Mais pour lui aussi, tout a changé avec le retour de Donald Trump. Évoquant un climat "désagréable" depuis l'élection de ce dernier en novembre, ce fonctionnaire à la retraite a décidé de tirer un trait sur sa vie américaine et vendu sa propriété.
"Je ne me sentais plus le bienvenu et j'avais même l'impression de trahir mon pays", explique-t-il.
Cinq des six Canadiens qui habitaient son quartier résidentiel fermé ont aussi décidé de quitter définitivement les États-Unis.
"Choisir le Canada"
Après l'annonce par Donald Trump de l'imposition des droits de douane sur de nombreux produits canadiens, Justin Trudeau, alors encore Premier ministre, avait incité les Canadiens à rester chez eux.
"Pourquoi ne pas revoir vos plans pour les prochaines vacances d'été et finalement rester ici, au Canada ? Vous pourrez explorer les nombreux parcs nationaux et provinciaux, sites historiques et destinations touristiques que notre grand pays a à offrir", a-t-il déclaré.

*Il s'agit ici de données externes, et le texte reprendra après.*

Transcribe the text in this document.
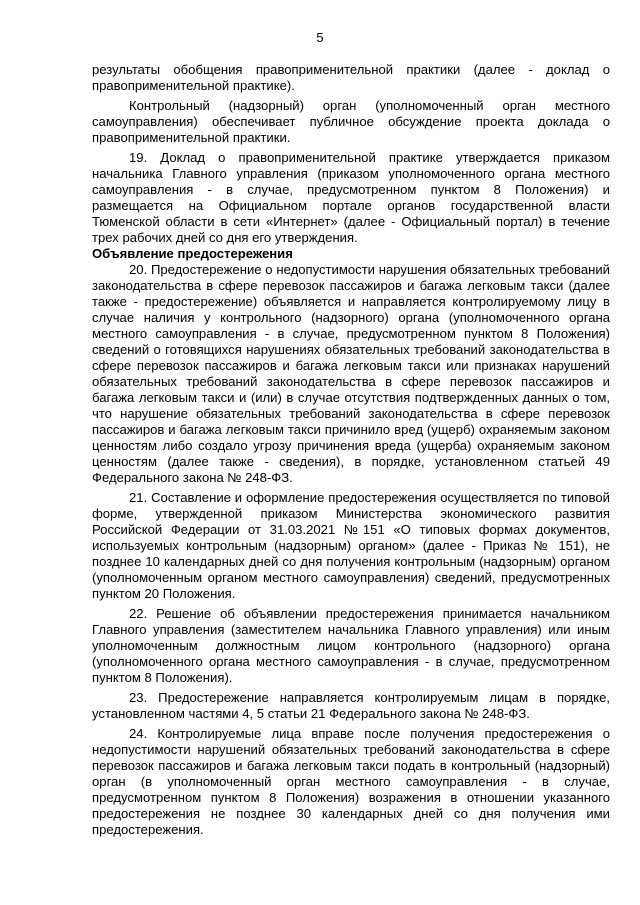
5

результаты обобщения правоприменительной практики (далее - доклад о правоприменительной практике).

Контрольный (надзорный) орган (уполномоченный орган местного самоуправления) обеспечивает публичное обсуждение проекта доклада о правоприменительной практики.

19. Доклад о правоприменительной практике утверждается приказом начальника Главного управления (приказом уполномоченного органа местного самоуправления - в случае, предусмотренном пунктом 8 Положения) и размещается на Официальном портале органов государственной власти Тюменской области в сети «Интернет» (далее - Официальный портал) в течение трех рабочих дней со дня его утверждения.

Объявление предостережения

20. Предостережение о недопустимости нарушения обязательных требований законодательства в сфере перевозок пассажиров и багажа легковым такси (далее также - предостережение) объявляется и направляется контролируемому лицу в случае наличия у контрольного (надзорного) органа (уполномоченного органа местного самоуправления - в случае, предусмотренном пунктом 8 Положения) сведений о готовящихся нарушениях обязательных требований законодательства в сфере перевозок пассажиров и багажа легковым такси или признаках нарушений обязательных требований законодательства в сфере перевозок пассажиров и багажа легковым такси и (или) в случае отсутствия подтвержденных данных о том, что нарушение обязательных требований законодательства в сфере перевозок пассажиров и багажа легковым такси причинило вред (ущерб) охраняемым законом ценностям либо создало угрозу причинения вреда (ущерба) охраняемым законом ценностям (далее также - сведения), в порядке, установленном статьей 49 Федерального закона № 248-ФЗ.

21. Составление и оформление предостережения осуществляется по типовой форме, утвержденной приказом Министерства экономического развития Российской Федерации от 31.03.2021 №151 «О типовых формах документов, используемых контрольным (надзорным) органом» (далее - Приказ № 151), не позднее 10 календарных дней со дня получения контрольным (надзорным) органом (уполномоченным органом местного самоуправления) сведений, предусмотренных пунктом 20 Положения.

22. Решение об объявлении предостережения принимается начальником Главного управления (заместителем начальника Главного управления) или иным уполномоченным должностным лицом контрольного (надзорного) органа (уполномоченного органа местного самоуправления - в случае, предусмотренном пунктом 8 Положения).

23. Предостережение направляется контролируемым лицам в порядке, установленном частями 4, 5 статьи 21 Федерального закона № 248-ФЗ.

24. Контролируемые лица вправе после получения предостережения о недопустимости нарушений обязательных требований законодательства в сфере перевозок пассажиров и багажа легковым такси подать в контрольный (надзорный) орган (в уполномоченный орган местного самоуправления - в случае, предусмотренном пунктом 8 Положения) возражения в отношении указанного предостережения не позднее 30 календарных дней со дня получения ими предостережения.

Dans cette veine, les réseaux sociaux regorgent dorénavant de vidéos avec le slogan "Choisir le Canada", qui vantent les régions touristiques canadiennes comme les montagnes Rocheuses de l'Ouest ou les îles de la côte Est, présentées comme des plans B idéaux.
Et certaines agences de tourisme épousent cette tendance. Chez Nuance du monde, on ne propose plus d'emblée les voyages aux États-Unis. "On les boycotte au vu de la situation, parce que l'impact du tourisme est assez important pour les Américains", précise Samy Hammadache, le directeur de l'entreprise.
Les agences de voyage remarquent déjà une modification des réservations des Canadiens vers des destinations comme l’Europe, les Caraïbes, l’Amérique centrale et le Canada, au lieu des États-Unis.
Après avoir observé une baisse de la demande des destinations américaines, la compagnie aérienne canadienne Flair Airlines a modifié certaines de ses routes vers les États-Unis et au contraire renforcé celles vers le Mexique, la Jamaïque et la République dominicaine.
"Ces décisions sont basées sur l'offre et la demande du marché", précise Kim Bowie, directrice de la communication de Flair Airlines.
Le professeur en tourisme Michel Archambault y voit une situation prévisible.
"Le tourisme intérieur va sans doute connaître des records cette année", explique-t-il à l'AFP. Selon un sondage de la firme Léger, six Canadiens sur dix prévoient de rester au Canada pour leurs vacances.
Ce boycott des Canadiens représente un cas "particulier" dans l'histoire récente du tourisme, selon Michel Archambault.
Pour Rosalie Côté, un seul mot d'ordre: "Il faut dépenser l'argent chez nous plutôt que chez les voisins qui nous font des coups bas."